Thanks for answering my question
But its difficult to find and its expensive to by from sites because of shipping cost..do yo have any idea.. Can I heat the frout in the whipping cream?
Or any idea that can help
My next suggestion would be to use a jam, or a combination of jam and puree, heated in the cream. Depending on how much of this you use to get the flavour you want, you might need to add a little more gelatine to compensate for the extra liquid.
Hope this helps!
Hi, thanks so much for the recipes!
For the milk chocolate praline, do you still use 170g of milk chocolate and add the 75g of praline paste? Or does the total weight of milk chocolate and praline paste adds up to 170g?
It’s 170g + 75g for a total of 245g.
Thank you, Mary-Anne! Can’t wait to try it out. 🙂
Where can I purchase Tonka beans?
Can you please tell me how to convert sheet gelatin to grams of powder . And how to bloom.
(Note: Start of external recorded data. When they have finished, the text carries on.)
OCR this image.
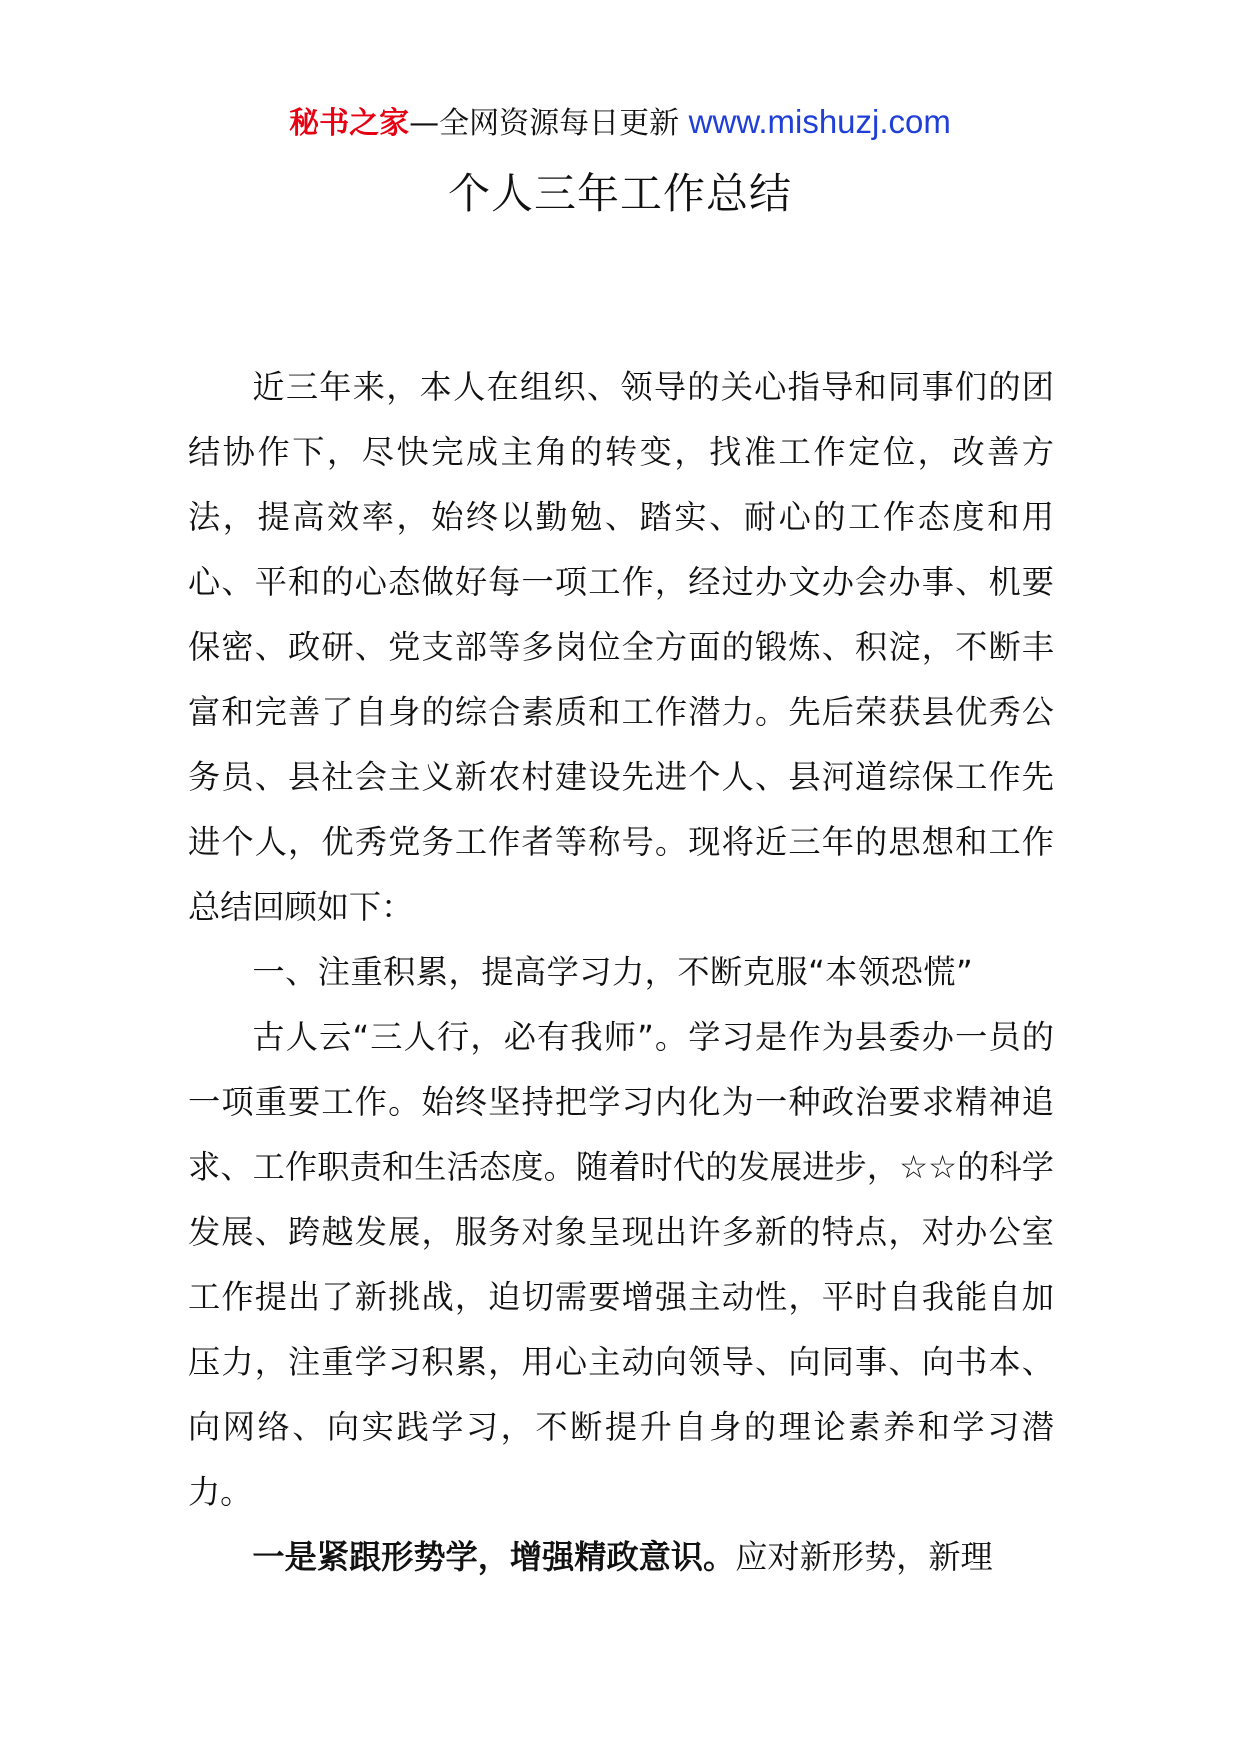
秘书之家—全网资源每日更新 www.mishuzj.com
个人三年工作总结

近三年来，本人在组织、领导的关心指导和同事们的团结协作下，尽快完成主角的转变，找准工作定位，改善方法，提高效率，始终以勤勉、踏实、耐心的工作态度和用心、平和的心态做好每一项工作，经过办文办会办事、机要保密、政研、党支部等多岗位全方面的锻炼、积淀，不断丰富和完善了自身的综合素质和工作潜力。先后荣获县优秀公务员、县社会主义新农村建设先进个人、县河道综保工作先进个人，优秀党务工作者等称号。现将近三年的思想和工作总结回顾如下：

一、注重积累，提高学习力，不断克服“本领恐慌”

古人云“三人行，必有我师”。学习是作为县委办一员的一项重要工作。始终坚持把学习内化为一种政治要求精神追求、工作职责和生活态度。随着时代的发展进步，☆☆的科学发展、跨越发展，服务对象呈现出许多新的特点，对办公室工作提出了新挑战，迫切需要增强主动性，平时自我能自加压力，注重学习积累，用心主动向领导、向同事、向书本、向网络、向实践学习，不断提升自身的理论素养和学习潜力。

一是紧跟形势学，增强精政意识。应对新形势，新理
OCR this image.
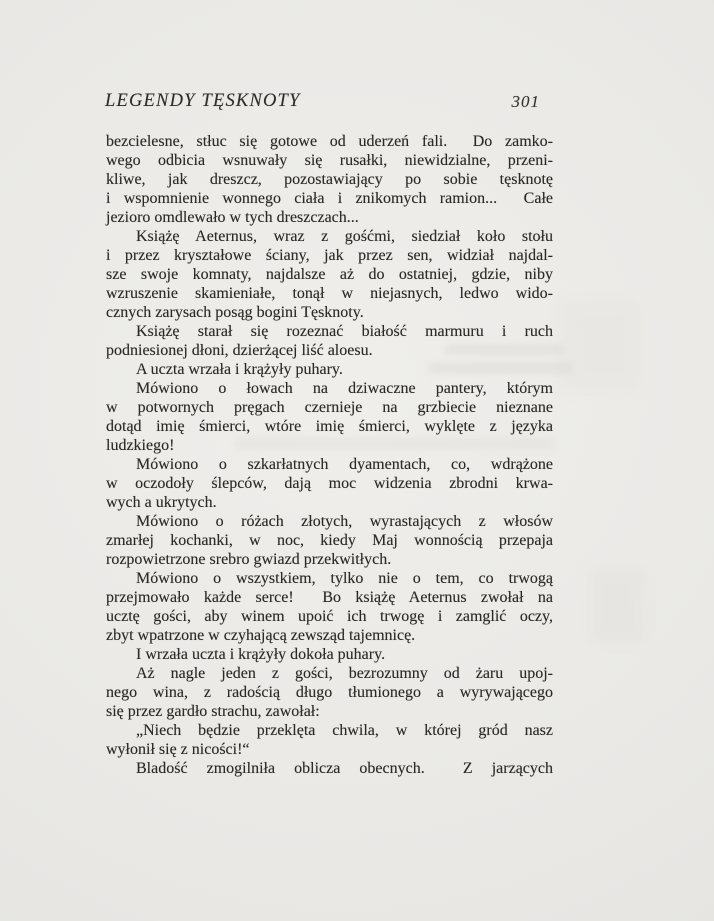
LEGENDY TĘSKNOTY	301
bezcielesne, stłuc się gotowe od uderzeń fali.  Do zamko-
wego odbicia wsnuwały się rusałki, niewidzialne, przeni-
kliwe, jak dreszcz, pozostawiający po sobie tęsknotę
i wspomnienie wonnego ciała i znikomych ramion...  Całe
jezioro omdlewało w tych dreszczach...
Książę Aeternus, wraz z gośćmi, siedział koło stołu
i przez kryształowe ściany, jak przez sen, widział najdal-
sze swoje komnaty, najdalsze aż do ostatniej, gdzie, niby
wzruszenie skamieniałe, tonął w niejasnych, ledwo wido-
cznych zarysach posąg bogini Tęsknoty.
Książę starał się rozeznać białość marmuru i ruch
podniesionej dłoni, dzierżącej liść aloesu.
A uczta wrzała i krążyły puhary.
Mówiono o łowach na dziwaczne pantery, którym
w potwornych pręgach czernieje na grzbiecie nieznane
dotąd imię śmierci, wtóre imię śmierci, wyklęte z języka
ludzkiego!
Mówiono o szkarłatnych dyamentach, co, wdrążone
w oczodoły ślepców, dają moc widzenia zbrodni krwa-
wych a ukrytych.
Mówiono o różach złotych, wyrastających z włosów
zmarłej kochanki, w noc, kiedy Maj wonnością przepaja
rozpowietrzone srebro gwiazd przekwitłych.
Mówiono o wszystkiem, tylko nie o tem, co trwogą
przejmowało każde serce!  Bo książę Aeternus zwołał na
ucztę gości, aby winem upoić ich trwogę i zamglić oczy,
zbyt wpatrzone w czyhającą zewsząd tajemnicę.
I wrzała uczta i krążyły dokoła puhary.
Aż nagle jeden z gości, bezrozumny od żaru upoj-
nego wina, z radością długo tłumionego a wyrywającego
się przez gardło strachu, zawołał:
„Niech będzie przeklęta chwila, w której gród nasz
wyłonił się z nicości!“
Bladość zmogilniła oblicza obecnych.  Z jarzących
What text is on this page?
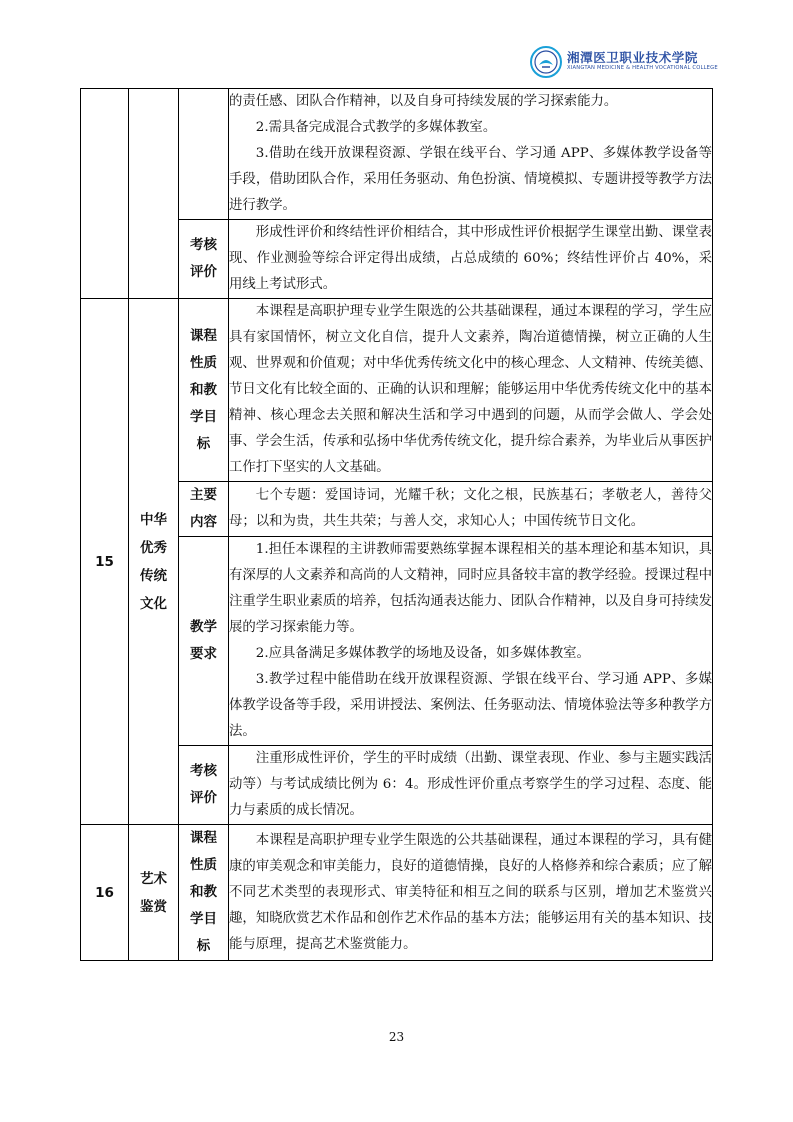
湘潭医卫职业技术学院
XIANGTAN MEDICINE & HEALTH VOCATIONAL COLLEGE

			的责任感、团队合作精神，以及自身可持续发展的学习探索能力。

2.需具备完成混合式教学的多媒体教室。

3.借助在线开放课程资源、学银在线平台、学习通 APP、多媒体教学设备等手段，借助团队合作，采用任务驱动、角色扮演、情境模拟、专题讲授等教学方法进行教学。

		考核评价	形成性评价和终结性评价相结合，其中形成性评价根据学生课堂出勤、课堂表现、作业测验等综合评定得出成绩，占总成绩的 60%；终结性评价占 40%，采用线上考试形式。

15	中华优秀传统文化	课程性质和教学目标	本课程是高职护理专业学生限选的公共基础课程，通过本课程的学习，学生应具有家国情怀，树立文化自信，提升人文素养，陶冶道德情操，树立正确的人生观、世界观和价值观；对中华优秀传统文化中的核心理念、人文精神、传统美德、节日文化有比较全面的、正确的认识和理解；能够运用中华优秀传统文化中的基本精神、核心理念去关照和解决生活和学习中遇到的问题，从而学会做人、学会处事、学会生活，传承和弘扬中华优秀传统文化，提升综合素养，为毕业后从事医护工作打下坚实的人文基础。

		主要内容	七个专题：爱国诗词，光耀千秋；文化之根，民族基石；孝敬老人，善待父母；以和为贵，共生共荣；与善人交，求知心人；中国传统节日文化。

		教学要求	1.担任本课程的主讲教师需要熟练掌握本课程相关的基本理论和基本知识，具有深厚的人文素养和高尚的人文精神，同时应具备较丰富的教学经验。授课过程中注重学生职业素质的培养，包括沟通表达能力、团队合作精神，以及自身可持续发展的学习探索能力等。

2.应具备满足多媒体教学的场地及设备，如多媒体教室。

3.教学过程中能借助在线开放课程资源、学银在线平台、学习通 APP、多媒体教学设备等手段，采用讲授法、案例法、任务驱动法、情境体验法等多种教学方法。

		考核评价	注重形成性评价，学生的平时成绩（出勤、课堂表现、作业、参与主题实践活动等）与考试成绩比例为 6：4。形成性评价重点考察学生的学习过程、态度、能力与素质的成长情况。

16	艺术鉴赏	课程性质和教学目标	本课程是高职护理专业学生限选的公共基础课程，通过本课程的学习，具有健康的审美观念和审美能力，良好的道德情操，良好的人格修养和综合素质；应了解不同艺术类型的表现形式、审美特征和相互之间的联系与区别，增加艺术鉴赏兴趣，知晓欣赏艺术作品和创作艺术作品的基本方法；能够运用有关的基本知识、技能与原理，提高艺术鉴赏能力。

23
Powder and sheet gelatine are the same product in different forms.
4 sheets of gelatine will set 1 pint (600ml) of liquid.
4 leaves of gelatine is equal to 12g of powder.
To bloom gelatine, it needs to be soaked in liquid to rehydrate, usually water, although using some of the liquid from the recipe (in this case, the milk) can sometimes be easier.
Gelatine will need 10-15 minutes to bloom. For sheets, this is when they are completely soft, for powder, when it has swollen and no-longer feels hard and grainy when rubbed between finger and thumb.
Whichever type you use, bloomed gelatine then needs gentle warming, in order to melt and mix in thoroughly with the rest of your ingredients.
Hope this helps!
Hi, just wondering how this cream holds up in a tropical weather? Is it like whipped cream that is best served cold? Thank you.
I suggest you treat it like buttercream. When you have used it in your recipe, keep it chilled until shortly before serving.